Euro Hits Nine-Year Low As Brent Oil Goes Below $50
The euro hit a nine-year trough on Wednesday as collapsing oil prices and worries about the world economy drove skittish investors into the arms of safe-haven sovereign debt.
From Japan to Germany to Australia, government borrowing costs fell to all-time lows as oil fell 10 percent in just two days – Brent crude broke below the psychological $50 barrier – as investors wrestled with the risk of global deflation.
European stocks opened higher, after Asia just about managed to hold up in positive territory, but nervousness ran deep through all financial markets ahead of euro zone inflation data due later Wednesday.
The figures are expected to show the first annual fall in consumer prices since 2009, piling pressure on the European Central Bank to launch all-out quantitative easing at its next policy meeting on Jan. 22.
But despite the growing threat of deflation, the ECB may be reluctant to act before Greece's general election on Jan. 25, a vote which some observers say could hasten the country's exit from the euro zone if the left-wing Syriza party wins.
“Given the fact that Greece will not have an official government in place at that time, the ECB may have to wait,” said Marshall Gittler, head of global FX strategy at IronFX.
“The euro has not been able to sustain any rallies this year and so looks chronically weak,” he said.
The euro fell as low as $1.1842 in anticipation of more money-printing by the ECB. In early European trading, it was down slightly from the previous day around $1.1870.
The dollar fared better, bouncing to 119.15 yen from a low of 118.04 touched on Tuesday.
YIELDS GOING, GOING…GONE?
The breakneck decline in oil showed no sign of letting up. Brent LCOc1 fell more than 2 percent to dip below $50 a barrel for the first time since early 2009. It has shed more than 11 percent so far this week. U.S. crude CLc1 fell to $47.02.
With fears of deflation rampant, yields on longer-dated Japanese, German, French, Dutch, Austrian, Belgian, Finnish, Canadian and Australian bonds all touched record lows.
Euro zone inflation expectations, measured by the ECB's preferred gauge of so-called 5-year forwards, fell to a fresh low of 1.58 percent. That's well below the central bank's target of just under 2 percent.
All yields on German bonds out to 5 year maturities were negative on Wednesday and the 10-year yield was 0.45 percent. The benchmark U.S. 10-year yield was steady at 1.959 percent.
Investors also pushed back their expectations for the day when the Federal Reserve might be able to hike U.S. interest rates. Fed fund futures <0#FF>: imply no chance of a hike by June and only one rise to 0.5 percent by year end.
Minutes of the Fed's last policy meeting are due later Wednesday and should expand on where members felt rates were heading.
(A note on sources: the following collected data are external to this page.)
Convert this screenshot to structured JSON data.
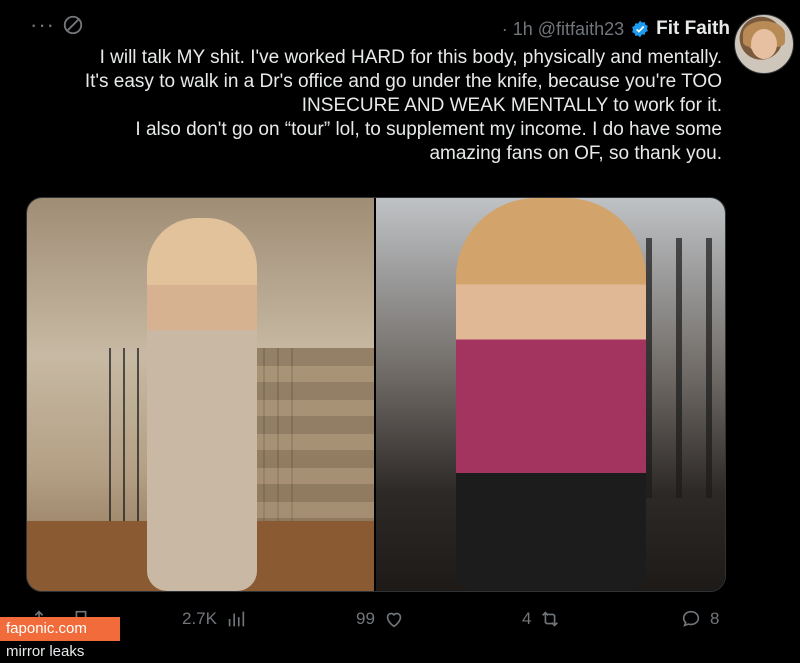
{
  "header": {
    "name": "Fit Faith",
    "handle": "@fitfaith23",
    "time": "· 1h",
    "menu": "···"
  },
  "tweet": {
    "lines": [
      "I will talk MY shit. I've worked HARD for this body, physically and mentally.",
      "It's easy to walk in a Dr's office and go under the knife, because you're TOO",
      "INSECURE AND WEAK MENTALLY to work for it.",
      "I also don't go on “tour” lol, to supplement my income. I do have some",
      "amazing fans on OF, so thank you."
    ]
  },
  "actions": {
    "replies": "8",
    "reposts": "4",
    "likes": "99",
    "views": "2.7K"
  },
  "watermark": {
    "site": "faponic.com",
    "subtitle": "mirror leaks"
  },
  "colors": {
    "background": "#000000",
    "text": "#e7e9ea",
    "muted": "#71767b",
    "verified": "#1d9bf0",
    "watermark_accent": "#f26b3a"
  },
  "icons": [
    "more-icon",
    "grok-icon",
    "verified-icon",
    "reply-icon",
    "repost-icon",
    "like-icon",
    "views-icon",
    "bookmark-icon",
    "share-icon"
  ]
}
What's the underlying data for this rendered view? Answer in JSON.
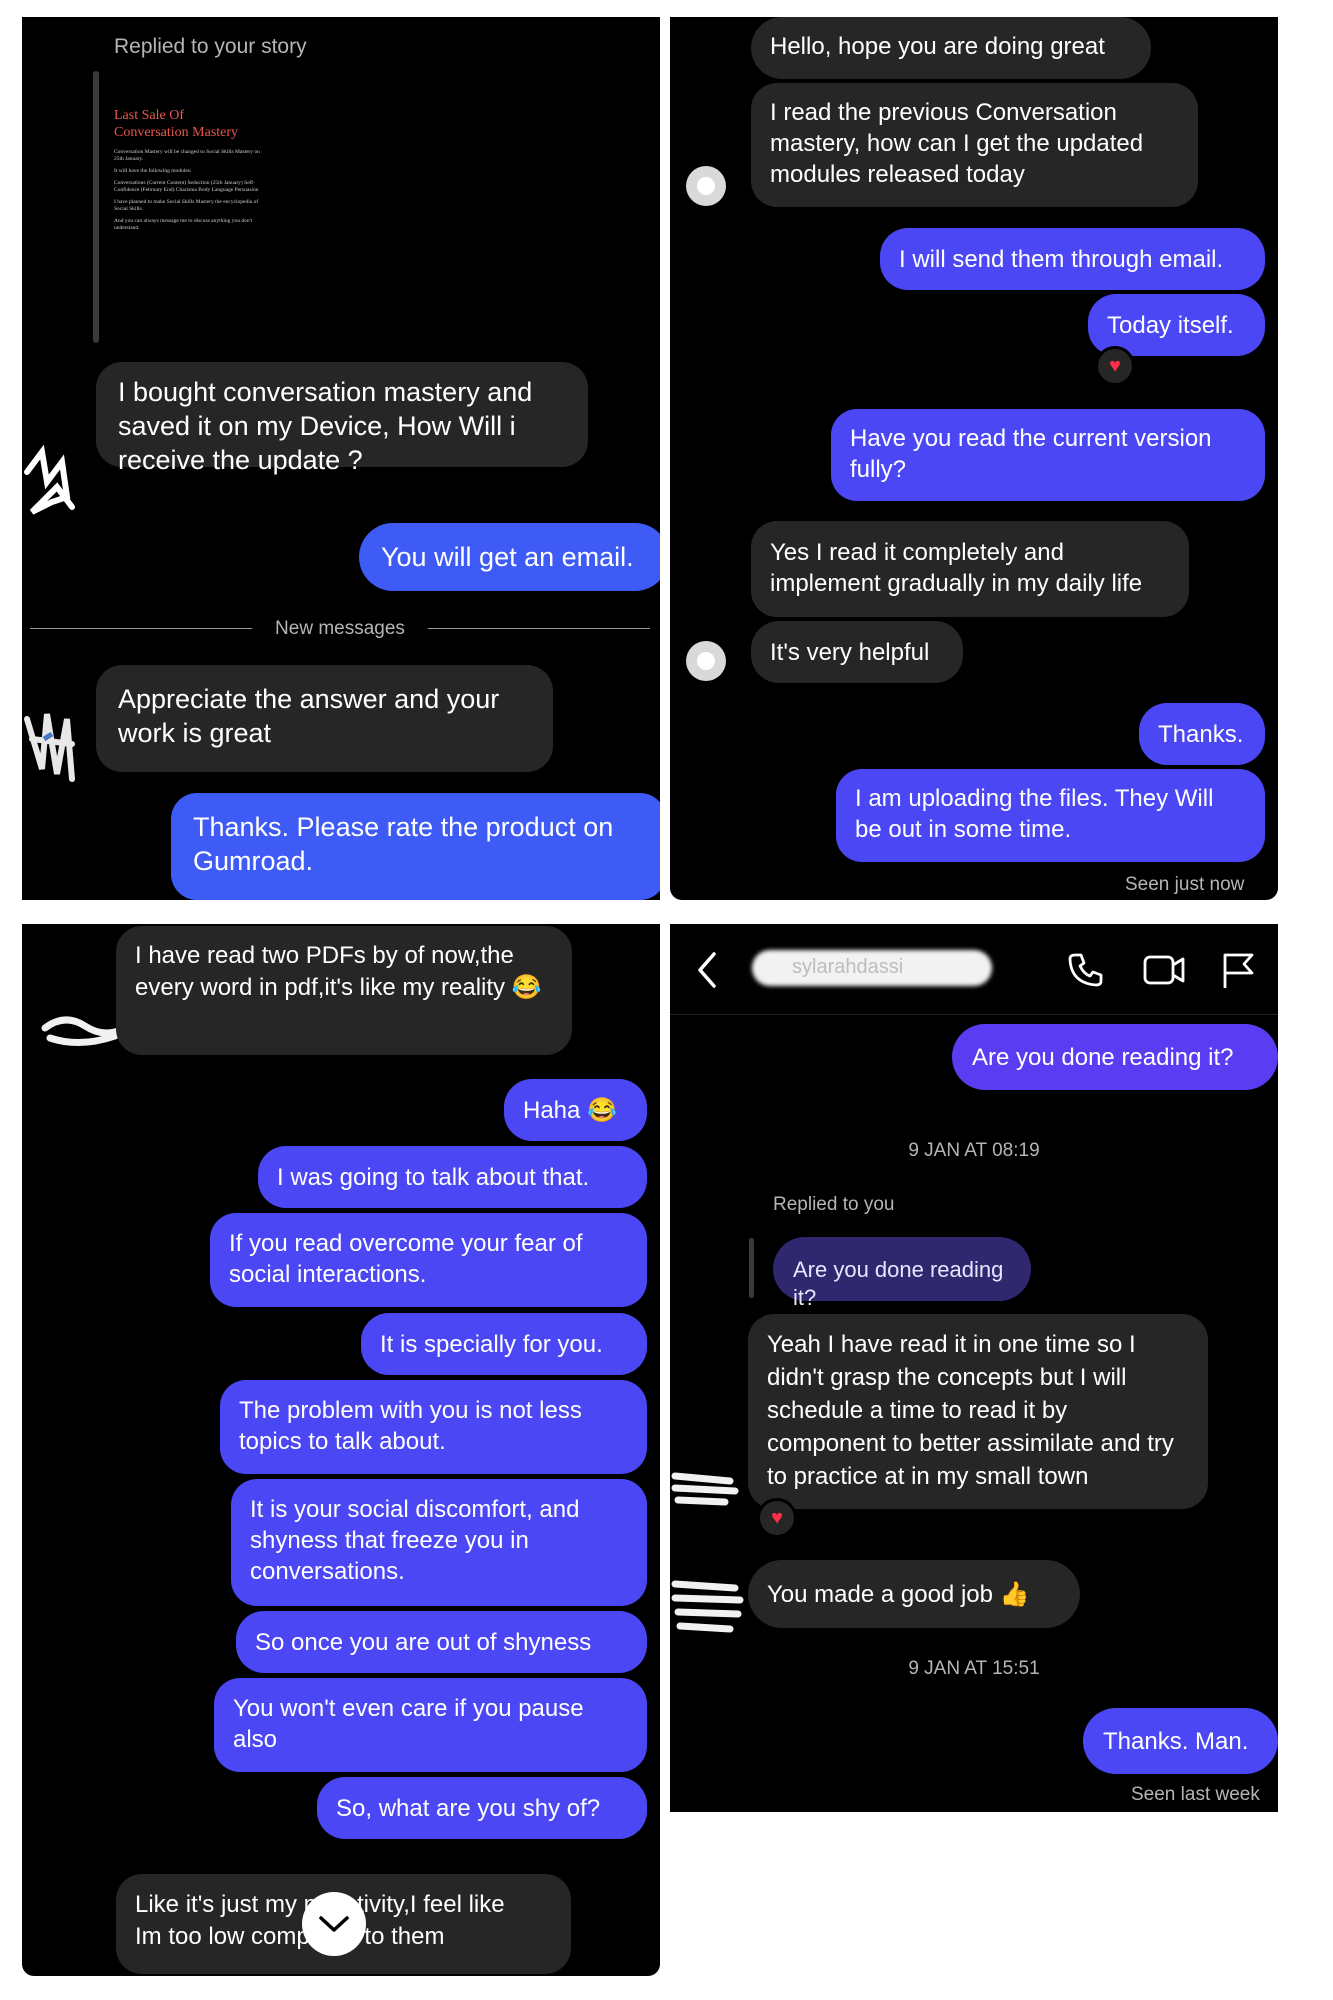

Even if the Fed sticks to its current timetable and moves around mid-year, markets are wagering it will be so far ahead of the curve that inflation will remain permanently low.
As a result, investors are willing to accept less compensation for inflation risk over time, so pulling down yields on even the longest dated bonds.
Yields on U.S. 30-year paper fell to 2.51 percent, above the all-time trough of 2.443 percent hit on Tuesday.
Equity markets showed more life after a run of torrid sessions. Japan's Nikkei .N225 edged up 0.2 percent and the MSCI's broadest index of Asia-Pacific shares outside Japan .MIAPJ0000PUS inched up 0.1 percent.
The FTSEurofirst 300 index of leading shares was up 0.5 percent .FTEU3, and the major U.S. stock index futures pointed to a higher open of around 0.25 percent on Wall Street.
That would break a run of five straight losing sessions, the longest losing streak since late 2013 for the S&P 500 .SPX.